The Gyrenes went ashore on a humid, muddy, malaria infested jungle island named Guadalcanal; initially to little resistance. Soon they were fighting for every inch of ground against an enemy that was more than willing to die. The battle would last for over six months, during which the Marines lived in muddy ditches, lived on what rations they could find and suffered nightly bombardment by the Imperial Japanese Navy…but they persevered, conquered and then, after buying the island with their blood, handed it over to the Army. Why was Guadalcanal so important?
The Japanese occupied Guadalcanal to build an airfield there. At the eastern most extremity of the Solomon Islands, the airfield would allow the Japanese to use long range aircraft to cut off supply lines to Australia.
The Marines quickly took the airfield, and named it Henderson Field, after a Marine Captain that gave his life at another pivotal battle, Midway.
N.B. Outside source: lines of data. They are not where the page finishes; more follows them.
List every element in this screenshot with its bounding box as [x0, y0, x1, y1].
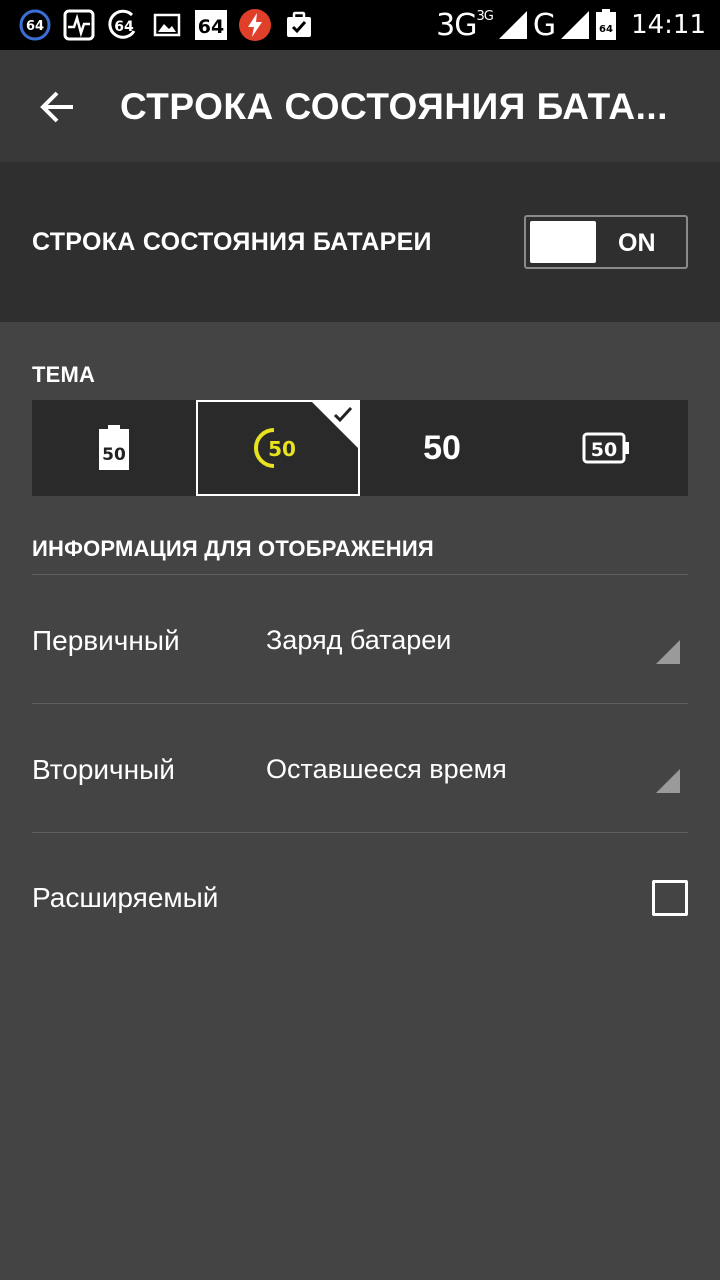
- battery-ring-notification-icon: 64: [18, 8, 52, 42]
- expandable-checkbox[interactable]: [652, 880, 688, 916]
- battery-circle-notification-icon: 64: [106, 8, 140, 42]
- svg-text:64: 64: [114, 19, 134, 35]
- theme-text-label: 50: [423, 428, 461, 467]
- master-switch-label: СТРОКА СОСТОЯНИЯ БАТАРЕИ: [32, 228, 432, 256]
- signal-icon: [498, 11, 527, 39]
- battery-outline-icon: 50: [582, 432, 629, 464]
- svg-text:50: 50: [102, 445, 126, 465]
- divider: [32, 574, 688, 575]
- status-bar: 64 64 64 3G3G G 64 14:11: [0, 0, 720, 50]
- theme-option-text[interactable]: 50: [360, 400, 524, 496]
- signal-icon-2: [561, 11, 590, 39]
- toolbar: СТРОКА СОСТОЯНИЯ БАТА...: [0, 50, 720, 162]
- svg-text:64: 64: [26, 19, 44, 34]
- svg-text:50: 50: [268, 437, 296, 461]
- theme-option-battery-outline[interactable]: 50: [524, 400, 688, 496]
- dropdown-arrow-icon: [656, 640, 680, 664]
- primary-dropdown[interactable]: Заряд батареи: [266, 625, 451, 656]
- svg-text:64: 64: [599, 24, 613, 35]
- image-icon: [150, 8, 184, 42]
- battery-fill-icon: 50: [99, 425, 129, 470]
- clock: 14:11: [631, 10, 706, 40]
- primary-label: Первичный: [32, 625, 180, 656]
- divider: [32, 703, 688, 704]
- master-toggle[interactable]: ON: [524, 215, 688, 269]
- secondary-dropdown[interactable]: Оставшееся время: [266, 754, 507, 785]
- check-icon: [333, 406, 353, 423]
- theme-section-header: ТЕМА: [32, 362, 96, 387]
- pulse-icon: [62, 8, 96, 42]
- page-title: СТРОКА СОСТОЯНИЯ БАТА...: [120, 86, 668, 127]
- clipboard-check-icon: [282, 8, 316, 42]
- expandable-label: Расширяемый: [32, 882, 219, 913]
- battery-ring-icon: 50: [254, 428, 296, 468]
- flash-icon: [238, 8, 272, 42]
- divider: [32, 832, 688, 833]
- theme-option-battery-fill[interactable]: 50: [32, 400, 196, 496]
- theme-option-ring[interactable]: 50: [196, 400, 360, 496]
- arrow-back-icon: [40, 91, 73, 123]
- info-section-header: ИНФОРМАЦИЯ ДЛЯ ОТОБРАЖЕНИЯ: [32, 536, 434, 561]
- theme-selector: 50 50 50 50: [32, 400, 688, 496]
- battery-icon: 64: [596, 9, 617, 40]
- master-switch-row[interactable]: СТРОКА СОСТОЯНИЯ БАТАРЕИ ON: [0, 162, 720, 322]
- svg-text:50: 50: [591, 439, 617, 461]
- back-button[interactable]: [30, 80, 84, 134]
- network-type-3g: 3G3G: [436, 7, 494, 43]
- toggle-state-text: ON: [618, 229, 656, 257]
- network-type-g: G: [532, 7, 556, 43]
- battery-box-notification-icon: 64: [194, 8, 228, 42]
- toggle-knob: [530, 221, 596, 263]
- dropdown-arrow-icon: [656, 769, 680, 793]
- svg-text:64: 64: [198, 16, 224, 38]
- secondary-label: Вторичный: [32, 754, 175, 785]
The Marines struggled back and forth over Henderson for months, but held it…which meant that the Marine air and Navy air forces called The Cactus Airforce could defend the island from nightly bombardment and constant attempts at reinforcement by Japanese forces.
Both Navies lost 24 ships…most of which carpet “Iron bottom sound” off the coast of Guadalcanal and Savo Island. The months ahead would bring many important battles for the Navy and the Marines…but on this date in history, the United States Marines began the battle that proved their place in history.